心の相対性理論を考える
◯物理学上は相対性理論が認められたが、倫理学上はそうではない世界があるかもしれない
これはとある患者仲間の方にいただいた言葉です。
発達障がい、精神障がいと格闘しながらなんとか教員になって奮闘していた私ですが、ストレス性適応障がいに陥ってしまい、一時期療養していた時期がありました。そこで上記の言葉をくださる患者仲間のTさんと仲良くなりました。Tさんは早稲田大学の理学系の学部を出られているとのことでした。早稲田というネームバリューに理学という時代の最先端をいく言葉を聞いた私は、自らの専門分野・指導科目が歴史や倫理であることを公表するのが恥ずかしくなりました。理学に比べると日常に必要のないものに我ながら思てしまったので。しかし、Tさんは私の専門が歴史や倫理であると知ると、これからのAIの時代にこそ人文学は重要であると強く言ってくれました。そして、その際に口にされたセリフが冒頭の言葉です。
◯物理学上は相対性理論が認められたが、倫理学上はそうではない世界があるかもしれない
言われた瞬間は、言葉の意味がよく分かりませんでした。いや、今もTさんの意図する理解はできていないかもしれません。しかし、自分なりに解釈は進んできました。「相対性理論」にしろ何にしろ、物事は、物理学・倫理学、はたまた歴史学や生物学など数多ある学問の世界によって定義や答えが変化するものなのだと思いました。
例えば「生き返る」という概念を例に考えたいと思います。一般的に「生き返る」とは生物学的な意味での使われ方をイメージすることが多いと思います。いわゆる「蘇生」という意味での「生き返る」が一番定番かと思います。
一方、スポーツ選手が復活する時や評判が下り気味だった役者さんが評価を取り戻した時などにも「生き返る」という言葉は使われます。また、職場での人間関係にストレスを抱えていた人が地元の友だちと再会してホッとしたというような時にも「生き返る」が使われます。
「蘇生」以外の「生き返る」は、単なる比喩なのでしょうか。ここからは私なりの解釈ですが、全ての「生き返る」は喩えでもなんでもなく純粋に「生き返る」という意味であり、「相対性理論」の時のように、同じ「生き返る」の4文字でもどの学問上の「生き返る」なのかによって答えが変わるのだと思います。生物学的な生き返る、心理学的な生き返る、社会学な生き返る、そこにはそれぞれの分野での答えがあるのです。

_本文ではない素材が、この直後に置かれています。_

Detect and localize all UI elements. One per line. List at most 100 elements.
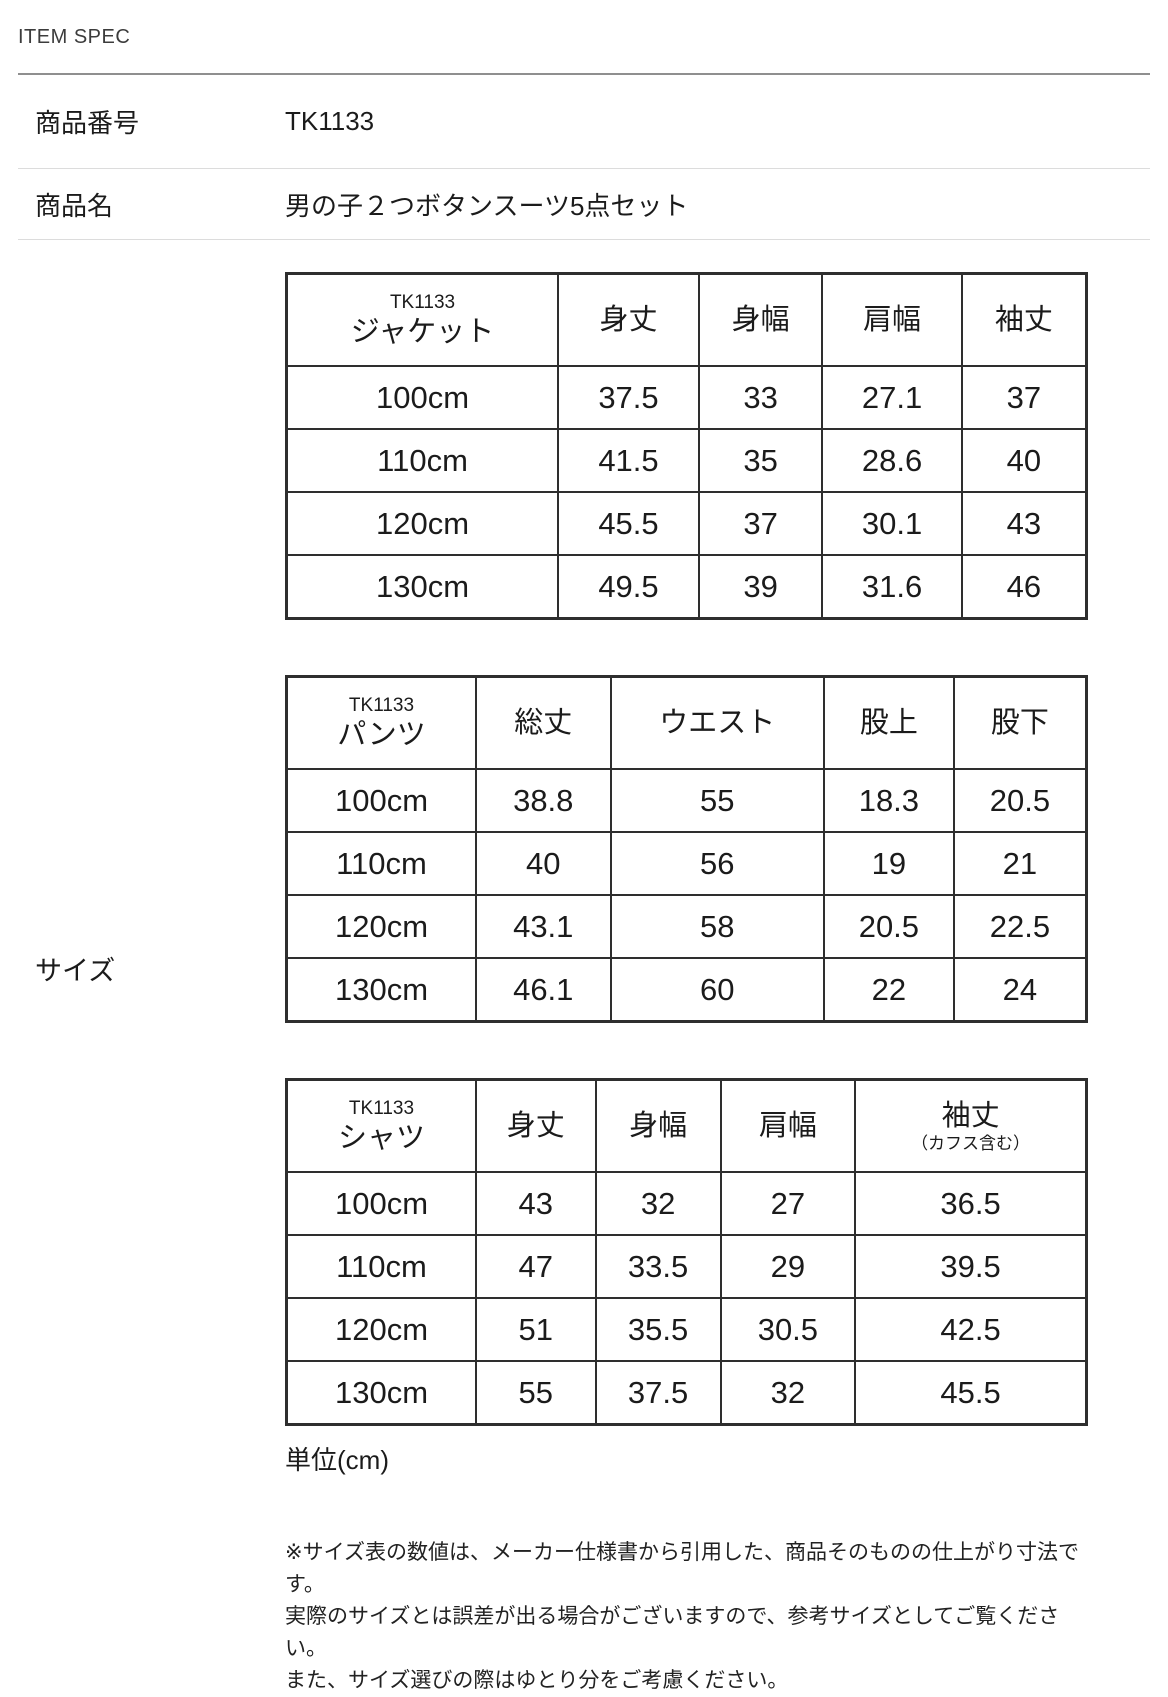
table-name-cell: TK1133 パンツ [285, 675, 477, 770]
table-garment-name: パンツ [337, 719, 426, 751]
measurement-cell: 22 [822, 957, 955, 1023]
table-row: 130cm 49.5 39 31.6 46 [285, 554, 1088, 620]
table-header-row: TK1133 パンツ 総丈 ウエスト 股上 股下 [285, 675, 1088, 770]
measurement-cell: 31.6 [821, 554, 963, 620]
size-tables: TK1133 ジャケット 身丈 身幅 肩幅 袖丈 100cm 37.5 33 27.1 37 110c… [285, 272, 1088, 1426]
column-header-label: 股下 [990, 707, 1049, 739]
measurement-cell: 42.5 [854, 1297, 1088, 1362]
column-header-label: 袖丈 [941, 1099, 1000, 1132]
column-header-label: 総丈 [514, 707, 573, 739]
measurement-cell: 37 [960, 365, 1088, 430]
size-cell: 120cm [285, 894, 477, 959]
table-row: 130cm 55 37.5 32 45.5 [285, 1360, 1088, 1426]
column-header: 身丈 [474, 1078, 597, 1173]
measurement-cell: 33 [697, 365, 824, 430]
size-note-line: また、サイズ選びの際はゆとり分をご考慮ください。 [285, 1669, 789, 1692]
measurement-cell: 37.5 [557, 365, 700, 430]
measurement-cell: 45.5 [557, 491, 700, 556]
column-header: 肩幅 [821, 272, 963, 367]
measurement-cell: 20.5 [952, 768, 1088, 833]
product-number-label: 商品番号 [35, 108, 140, 138]
measurement-cell: 30.1 [821, 491, 963, 556]
measurement-cell: 43 [960, 491, 1088, 556]
column-header-label: 身丈 [506, 1110, 565, 1142]
column-header-label: 肩幅 [863, 304, 922, 336]
product-number-value: TK1133 [285, 106, 375, 136]
column-header: 身幅 [697, 272, 824, 367]
size-cell: 100cm [285, 365, 560, 430]
measurement-cell: 18.3 [822, 768, 955, 833]
measurement-cell: 21 [952, 831, 1088, 896]
measurement-cell: 46.1 [474, 957, 612, 1023]
size-table-jacket: TK1133 ジャケット 身丈 身幅 肩幅 袖丈 100cm 37.5 33 27.1 37 110c… [285, 272, 1088, 620]
table-name-cell: TK1133 シャツ [285, 1078, 477, 1173]
column-header-label: 身幅 [629, 1110, 688, 1142]
size-table-pants: TK1133 パンツ 総丈 ウエスト 股上 股下 100cm 38.8 55 18.3 20.5 11… [285, 675, 1088, 1023]
size-label-column: サイズ [0, 240, 285, 1697]
table-row: 100cm 38.8 55 18.3 20.5 [285, 768, 1088, 833]
size-note-line: ※サイズ表の数値は、メーカー仕様書から引用した、商品そのものの仕上がり寸法です。 [285, 1541, 1079, 1596]
size-content-column: TK1133 ジャケット 身丈 身幅 肩幅 袖丈 100cm 37.5 33 27.1 37 110c… [285, 240, 1088, 1697]
measurement-cell: 32 [594, 1171, 722, 1236]
table-header-row: TK1133 ジャケット 身丈 身幅 肩幅 袖丈 [285, 272, 1088, 367]
table-product-code: TK1133 [389, 292, 456, 313]
column-header-label: 股上 [859, 707, 918, 739]
column-header-label: 身幅 [731, 304, 790, 336]
measurement-cell: 22.5 [952, 894, 1088, 959]
title-divider [18, 73, 1150, 75]
unit-label: 単位(cm) [285, 1445, 389, 1475]
size-table-shirt: TK1133 シャツ 身丈 身幅 肩幅 袖丈 （カフス含む） 100cm 43 32 27 36.5 1… [285, 1078, 1088, 1426]
measurement-cell: 39 [697, 554, 824, 620]
table-row: 130cm 46.1 60 22 24 [285, 957, 1088, 1023]
measurement-cell: 43.1 [474, 894, 612, 959]
measurement-cell: 19 [822, 831, 955, 896]
size-cell: 100cm [285, 768, 477, 833]
measurement-cell: 40 [474, 831, 612, 896]
product-name-value: 男の子２つボタンスーツ5点セット [285, 190, 689, 221]
size-cell: 130cm [285, 554, 560, 620]
table-product-code: TK1133 [348, 695, 415, 716]
table-product-code: TK1133 [348, 1098, 415, 1119]
column-header: 総丈 [474, 675, 612, 770]
size-cell: 130cm [285, 957, 477, 1023]
size-section: サイズ TK1133 ジャケット 身丈 身幅 肩幅 袖丈 100cm 37.5 33 27.1 37… [0, 240, 1168, 1697]
table-garment-name: シャツ [337, 1122, 425, 1154]
measurement-cell: 24 [952, 957, 1088, 1023]
column-header: 股上 [822, 675, 955, 770]
table-row: 110cm 40 56 19 21 [285, 831, 1088, 896]
size-cell: 120cm [285, 491, 560, 556]
measurement-cell: 43 [474, 1171, 597, 1236]
measurement-cell: 30.5 [719, 1297, 857, 1362]
measurement-cell: 20.5 [822, 894, 955, 959]
page-title: ITEM SPEC [18, 26, 131, 48]
measurement-cell: 47 [474, 1234, 597, 1299]
measurement-cell: 51 [474, 1297, 597, 1362]
measurement-cell: 38.8 [474, 768, 612, 833]
column-header: ウエスト [609, 675, 825, 770]
measurement-cell: 46 [960, 554, 1088, 620]
measurement-cell: 27.1 [821, 365, 963, 430]
table-row: 120cm 51 35.5 30.5 42.5 [285, 1297, 1088, 1362]
table-garment-name: ジャケット [350, 316, 495, 348]
table-row: 120cm 43.1 58 20.5 22.5 [285, 894, 1088, 959]
measurement-cell: 41.5 [557, 428, 700, 493]
measurement-cell: 58 [609, 894, 825, 959]
measurement-cell: 45.5 [854, 1360, 1088, 1426]
table-name-cell: TK1133 ジャケット [285, 272, 560, 367]
measurement-cell: 35.5 [594, 1297, 722, 1362]
measurement-cell: 28.6 [821, 428, 963, 493]
column-header: 袖丈 [960, 272, 1088, 367]
measurement-cell: 37 [697, 491, 824, 556]
table-header-row: TK1133 シャツ 身丈 身幅 肩幅 袖丈 （カフス含む） [285, 1078, 1088, 1173]
column-header: 身丈 [557, 272, 700, 367]
measurement-cell: 40 [960, 428, 1088, 493]
measurement-cell: 55 [474, 1360, 597, 1426]
measurement-cell: 35 [697, 428, 824, 493]
measurement-cell: 32 [719, 1360, 857, 1426]
table-row: 110cm 41.5 35 28.6 40 [285, 428, 1088, 493]
size-cell: 130cm [285, 1360, 477, 1426]
column-header: 股下 [952, 675, 1088, 770]
measurement-cell: 60 [609, 957, 825, 1023]
spec-row-product-name: 商品名 男の子２つボタンスーツ5点セット [18, 169, 1150, 240]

相対性理論が何かの説明もできない私が扱うのもおこがましい話題でしたが、普段通しているフィルターでは正解なことが、違うフィルターを通してみれば別の答えが出ることがあるかもしれません。あるいは、普段のメガネでは最新に見えるものが、違うメガネをかけてみればそれはお古であると見えるかもしれません。
療養中に、柔軟に物事と向き合うコツを教えてもらえた気がしました。